„Intimitäts-Anorexie“ ist ein Begriff, der vom Psychologen Dr. Doug Weiss geprägt wurde, um zu erklären, warum manche Menschen einem Partner „emotionale, spirituelle und sexuelle Intimität aktiv vorenthalten“.
Probleme im Zusammenhang mit emotionaler oder körperlicher Intimität können einen großen Einfluss auf romantische Beziehungen haben. Jemanden zu lieben bedeutet schließlich im Allgemeinen, dass Sie Gedanken, Gefühle und körperliche Zuneigung teilen möchten.
Wenn du deinen Partner liebst, aber unsicher bist, ob er dir gegenüber immer noch genauso empfindet, kann sich deine Beziehung leer und unerfüllt anfühlen.
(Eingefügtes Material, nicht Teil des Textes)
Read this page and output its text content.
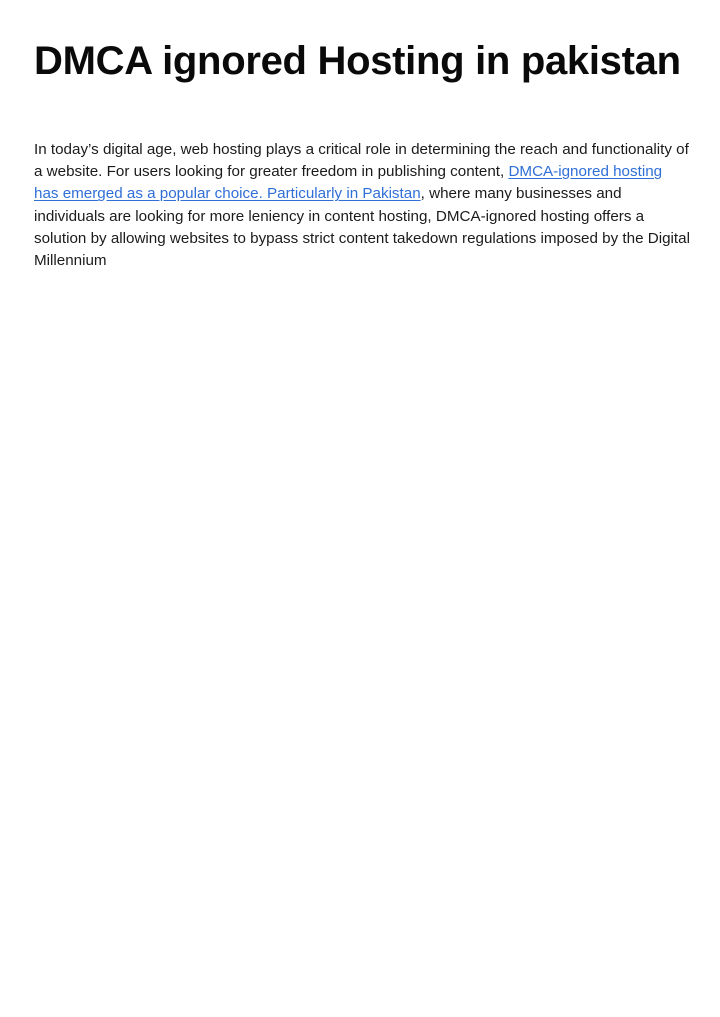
DMCA ignored Hosting in pakistan

In today’s digital age, web hosting plays a critical role in determining the reach and functionality of a website. For users looking for greater freedom in publishing content, DMCA-ignored hosting has emerged as a popular choice. Particularly in Pakistan, where many businesses and individuals are looking for more leniency in content hosting, DMCA-ignored hosting offers a solution by allowing websites to bypass strict content takedown regulations imposed by the Digital Millennium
Wenn die gemeinsame Intimität ins Stocken gerät, befürchten Sie vielleicht, dass sie vollständig verblassen wird.
Fachleute für psychische Gesundheit haben verschiedene Rahmenbedingungen, um sich mit Intimitätsproblemen zu befassen, aber nur wenige erkennen Intimitäts-Anorexie als einen tatsächlichen Zustand an.
Hier ist ein genauerer Blick auf Intimitäts-Anorexie und wie man Intimitätsprobleme produktiv untersuchen kann.
Sprache ist wichtig
Bevor wir fortfahren, ist es erwähnenswert, dass der Begriff „Intimitäts-Anorexie“ aus zwei Gründen etwas irreführend ist:
- Anorexia nervosa ist eine oft lebensbedrohliche Essstörung. Intimitätsprobleme können schwerwiegend sein, aber sie sind nicht lebensbedrohlich.
- Weiss schlägt vor, dass Menschen, die an Intimitätsmagersucht leiden, sich entschieden haben, Intimität zurückzuhalten. Niemand entscheidet sich dafür, eine Essstörung oder eine andere psychische Erkrankung zu haben.
Die Hauptmerkmale
Laut Weiss haben Menschen mit Intimitäts-Anorexie typischerweise:
- sich mit Kinderbetreuung, Haushaltsaufgaben, Besorgungen, Technik oder Arbeit beschäftigen
- Ihnen die Schuld für den Verlust der Intimität geben, anstatt mögliche Muster in ihrem eigenen Verhalten zu untersuchen
- vermeide es, Liebe auf eine Weise zu zeigen, von der sie wissen, dass du sie zu schätzen weißt
- hören Sie auf, Sie regelmäßig zu loben oder zu loben
- haben wenig bis gar kein Interesse an körperlicher Intimität
- zeigen wenig Interesse daran, sich auf spiritueller Ebene zu verbinden, was so aussehen könnte, als wollten sie nicht in die Kirche gehen oder gemeinsam beten
- Vermeiden Sie es, über ihre Gefühle zu sprechen, was es schwierig macht, sich auf emotionaler Ebene zu verbinden
- behandle dich wie einen Mitbewohner, nicht wie einen romantischen Partner
- dich schlecht machen, dich kritisieren oder versuchen, dir ein schlechtes Gewissen zu machen*
- Wutausbrüche haben, Sie ignorieren oder mit Schweigen behandeln und sich über kleinere Probleme ärgern, anstatt Wut produktiv zu verarbeiten*
- Geld kontrollieren, indem Sie Ihre Einkäufe verfolgen, Sie daran hindern, selbst auf Geldmittel zuzugreifen, oder die von Ihnen ausgegebenen Beträge kritisieren*
Weiss merkt an, dass nicht jedes Zeichen für Menschen auftaucht, die sich mit diesem Problem befassen. Er schlägt vor, dass Menschen mit fünf oder mehr der oben genannten Merkmale möglicherweise eine Behandlung benötigen.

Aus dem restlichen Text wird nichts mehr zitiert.